Last month, tribal leaders and policymakers in town for the National Congress of American Indians (NCAI) Tribal Unity Impact Days joined the National Alliance to grapple with just that question. The convening included NCAI Executive Board 1st Vice President and Tribal Chairperson Dr. Aaron Payment of the Sault Ste. Marie Tribe of Chippewa Indians, representatives from the Salt River Pima-Maricopa Indian Community, and officials from the U.S. Department of Education, the Office of Management and Budget, and the Department of the Interior.
To start the conversation, the National Alliance organized a tour of DC Bilingual Public Charter School, a top-rated cultural and language immersion school in northeast DC that serves a predominantly low-income student body. It was just the second week of school, but already the energy in the building was buzzing with purpose.
At every turn we saw adults and students working together to build the school culture that makes DC Bilingual uniquely effective and culturally affirming. In one hallway, a class of kindergarteners were receiving intentional feedback from two teachers in both English and Spanish. In another, the Puerto Rican vejigante masks adorning the walls were made by 5th graders who will spend the year studying Puerto Rican culture before traveling there for a week of immersion in a Spanish-speaking community.
This was immersion education in action: the youngest students learning to manage themselves in a bilingual setting, surrounded by the products and promises of a culturally affirming education.
So how does being a charter school make DC Bilingual different and how might charter schools serve the unique needs of Native students? There is no silver bullet in any school to solve all of a community’s challenges, but when school leader Daniela Anello sat down to speak with the Tribal leaders, three key themes emerged:
1. Sovereignty
Sovereignty might not be the first word that comes to mind when thinking about schools, but for Native communities that bear the weight of generations of historical trauma ownership over their schools is critical.

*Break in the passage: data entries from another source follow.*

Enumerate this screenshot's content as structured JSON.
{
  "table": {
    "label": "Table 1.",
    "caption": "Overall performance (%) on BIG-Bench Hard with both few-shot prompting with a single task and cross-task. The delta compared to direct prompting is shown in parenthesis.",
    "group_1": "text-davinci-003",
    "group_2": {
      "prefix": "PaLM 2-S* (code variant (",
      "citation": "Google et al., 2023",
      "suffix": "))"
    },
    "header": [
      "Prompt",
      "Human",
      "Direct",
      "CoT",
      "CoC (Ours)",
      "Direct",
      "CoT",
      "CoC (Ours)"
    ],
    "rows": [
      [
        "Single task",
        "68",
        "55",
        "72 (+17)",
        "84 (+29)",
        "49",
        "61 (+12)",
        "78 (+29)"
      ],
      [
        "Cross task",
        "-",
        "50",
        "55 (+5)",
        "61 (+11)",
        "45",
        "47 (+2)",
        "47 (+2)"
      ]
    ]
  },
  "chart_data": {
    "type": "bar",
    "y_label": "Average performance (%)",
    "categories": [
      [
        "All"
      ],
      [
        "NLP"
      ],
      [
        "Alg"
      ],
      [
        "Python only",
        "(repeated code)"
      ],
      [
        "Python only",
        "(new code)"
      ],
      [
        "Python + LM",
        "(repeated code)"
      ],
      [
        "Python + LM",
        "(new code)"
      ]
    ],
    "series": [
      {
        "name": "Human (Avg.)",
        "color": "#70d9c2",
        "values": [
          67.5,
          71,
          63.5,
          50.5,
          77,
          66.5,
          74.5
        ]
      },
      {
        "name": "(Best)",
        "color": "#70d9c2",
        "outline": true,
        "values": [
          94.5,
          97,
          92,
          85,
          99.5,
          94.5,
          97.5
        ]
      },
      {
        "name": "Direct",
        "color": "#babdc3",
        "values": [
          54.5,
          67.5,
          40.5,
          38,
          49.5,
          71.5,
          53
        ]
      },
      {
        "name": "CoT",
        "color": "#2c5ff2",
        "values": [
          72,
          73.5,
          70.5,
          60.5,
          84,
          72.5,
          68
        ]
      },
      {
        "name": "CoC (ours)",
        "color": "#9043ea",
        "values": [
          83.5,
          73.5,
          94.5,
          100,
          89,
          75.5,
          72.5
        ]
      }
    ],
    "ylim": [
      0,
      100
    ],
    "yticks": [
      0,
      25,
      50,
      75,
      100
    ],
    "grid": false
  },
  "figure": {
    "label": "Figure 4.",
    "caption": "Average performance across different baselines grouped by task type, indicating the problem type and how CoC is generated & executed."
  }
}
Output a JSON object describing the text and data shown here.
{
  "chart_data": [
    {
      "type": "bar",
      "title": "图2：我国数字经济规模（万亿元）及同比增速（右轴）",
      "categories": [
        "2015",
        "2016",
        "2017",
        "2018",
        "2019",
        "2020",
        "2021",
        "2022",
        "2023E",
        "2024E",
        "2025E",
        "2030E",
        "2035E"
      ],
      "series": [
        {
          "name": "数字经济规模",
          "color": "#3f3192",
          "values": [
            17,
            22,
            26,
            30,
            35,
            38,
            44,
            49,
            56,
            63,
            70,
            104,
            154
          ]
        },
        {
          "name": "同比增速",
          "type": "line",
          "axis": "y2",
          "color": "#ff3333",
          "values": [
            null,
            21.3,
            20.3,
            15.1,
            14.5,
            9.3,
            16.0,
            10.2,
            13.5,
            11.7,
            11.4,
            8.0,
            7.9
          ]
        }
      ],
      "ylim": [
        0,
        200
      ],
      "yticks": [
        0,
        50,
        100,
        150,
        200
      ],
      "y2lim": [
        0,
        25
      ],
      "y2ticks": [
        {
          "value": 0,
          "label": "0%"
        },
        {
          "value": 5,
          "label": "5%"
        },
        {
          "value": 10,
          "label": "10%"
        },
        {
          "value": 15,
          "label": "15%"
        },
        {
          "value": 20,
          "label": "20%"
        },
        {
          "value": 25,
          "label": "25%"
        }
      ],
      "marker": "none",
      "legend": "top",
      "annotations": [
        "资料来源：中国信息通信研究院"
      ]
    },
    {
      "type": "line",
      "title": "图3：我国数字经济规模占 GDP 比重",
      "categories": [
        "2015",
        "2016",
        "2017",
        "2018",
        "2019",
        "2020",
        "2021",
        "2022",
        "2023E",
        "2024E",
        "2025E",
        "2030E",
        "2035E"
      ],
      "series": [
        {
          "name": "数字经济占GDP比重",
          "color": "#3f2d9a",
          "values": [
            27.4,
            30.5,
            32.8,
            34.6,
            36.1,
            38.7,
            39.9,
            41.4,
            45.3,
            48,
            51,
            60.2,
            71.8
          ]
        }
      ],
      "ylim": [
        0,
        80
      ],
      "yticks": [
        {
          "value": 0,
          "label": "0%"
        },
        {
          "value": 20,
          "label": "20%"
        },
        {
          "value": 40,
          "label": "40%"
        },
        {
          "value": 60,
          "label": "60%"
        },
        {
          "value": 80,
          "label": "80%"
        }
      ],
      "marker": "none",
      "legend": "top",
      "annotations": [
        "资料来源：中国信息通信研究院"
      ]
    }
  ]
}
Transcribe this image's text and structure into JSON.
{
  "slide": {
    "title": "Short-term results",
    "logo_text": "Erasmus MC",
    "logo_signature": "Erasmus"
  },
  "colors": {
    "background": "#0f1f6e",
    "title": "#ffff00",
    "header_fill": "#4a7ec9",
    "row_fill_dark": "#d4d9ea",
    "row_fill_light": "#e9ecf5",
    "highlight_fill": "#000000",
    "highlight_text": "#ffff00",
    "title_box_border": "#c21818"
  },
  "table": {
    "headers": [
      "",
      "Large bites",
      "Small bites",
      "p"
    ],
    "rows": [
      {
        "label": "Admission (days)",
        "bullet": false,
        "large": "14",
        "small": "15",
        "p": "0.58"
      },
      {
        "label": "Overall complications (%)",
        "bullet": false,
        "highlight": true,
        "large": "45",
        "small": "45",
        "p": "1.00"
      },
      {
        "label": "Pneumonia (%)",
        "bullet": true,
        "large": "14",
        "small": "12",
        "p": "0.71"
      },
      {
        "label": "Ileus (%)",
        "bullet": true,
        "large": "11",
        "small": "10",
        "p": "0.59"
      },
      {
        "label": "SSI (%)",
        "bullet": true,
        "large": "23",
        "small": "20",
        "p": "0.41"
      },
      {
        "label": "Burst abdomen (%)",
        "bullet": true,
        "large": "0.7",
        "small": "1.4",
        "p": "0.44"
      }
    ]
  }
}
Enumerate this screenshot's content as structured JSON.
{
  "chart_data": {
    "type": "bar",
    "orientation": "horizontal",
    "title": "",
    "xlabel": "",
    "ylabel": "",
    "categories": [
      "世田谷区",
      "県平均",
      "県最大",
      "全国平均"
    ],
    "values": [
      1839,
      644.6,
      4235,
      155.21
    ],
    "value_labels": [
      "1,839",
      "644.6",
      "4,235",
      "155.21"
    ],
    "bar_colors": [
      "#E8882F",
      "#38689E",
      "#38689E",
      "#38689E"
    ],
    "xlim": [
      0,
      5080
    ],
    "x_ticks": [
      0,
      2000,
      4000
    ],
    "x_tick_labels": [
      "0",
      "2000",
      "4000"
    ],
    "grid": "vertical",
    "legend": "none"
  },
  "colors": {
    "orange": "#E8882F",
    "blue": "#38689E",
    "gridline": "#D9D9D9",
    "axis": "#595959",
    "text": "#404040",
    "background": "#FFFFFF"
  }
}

Charter schools offer communities a different type of local control and the opportunity to “expand their sovereignty by controlling the type of education their children receive,” according to the NIEA Sovereignty Handbook. Like all charter schools, DC Bilingual has a Board of Directors, comprised of community members, that sets and monitors school goals and policy. This brings local control much closer to the community than a single, district-wide school board.
Similarly, a Native-serving charter school could be governed by community members who are best positioned to understand the needs of the community and localize control of the school in the community it serves.
2. Autonomy
Since charter schools are free from many regulations, they have unique flexibility to devote energy and resources to the particular needs of the communities they serve. Charter school autonomy manifests in many areas, including staffing, curriculum, school hours, and more.
For a Native-serving charter school, this could mean focusing resources on trauma-informed teaching, hiring teachers with non-traditional backgrounds to provide language and cultural instruction, or developing curriculum that integrates Native values, practices, and languages. Native students have unique needs and the autonomy of charter schools offers the community the ability to build an education designed to meet those needs.
3. Cultural Affirmation
For generations, Native education in the United States was designed to erase cultural identities. To succeed in school, students had to strip away their Native identities. As Dr. Payment explained, this cultural change creates separation from their families and heritage.
Language and cultural affirmation in schools means kids can show up as themselves. The autonomy and sovereignty engendered by the charter school model gives communities the space to build this type of culturally affirming school.
The challenges of Native education will not be solved overnight, but there is little doubt that local communities are better suited than distant bureaucrats to understand the needs of their children.
For Tribal Chairperson Payment of the Sault Ste. Marie Tribe of Chippewa Indians, the charter school advantage is already apparent in the Joseph K. Lumsden Bahweting Anishnabe School, which has been serving his community as a charter school since 1995. Other local school options weren’t meeting the needs of his community’s children, he explained, so “we took control of it.”
Through sovereignty, autonomy, and cultural affirmation, tribally controlled charter schools can do just that—give tribes control of their children’s education.
Fiona Sheridan-McIver is a manager of policy and government relations at the National Alliance for Public Charter Schools.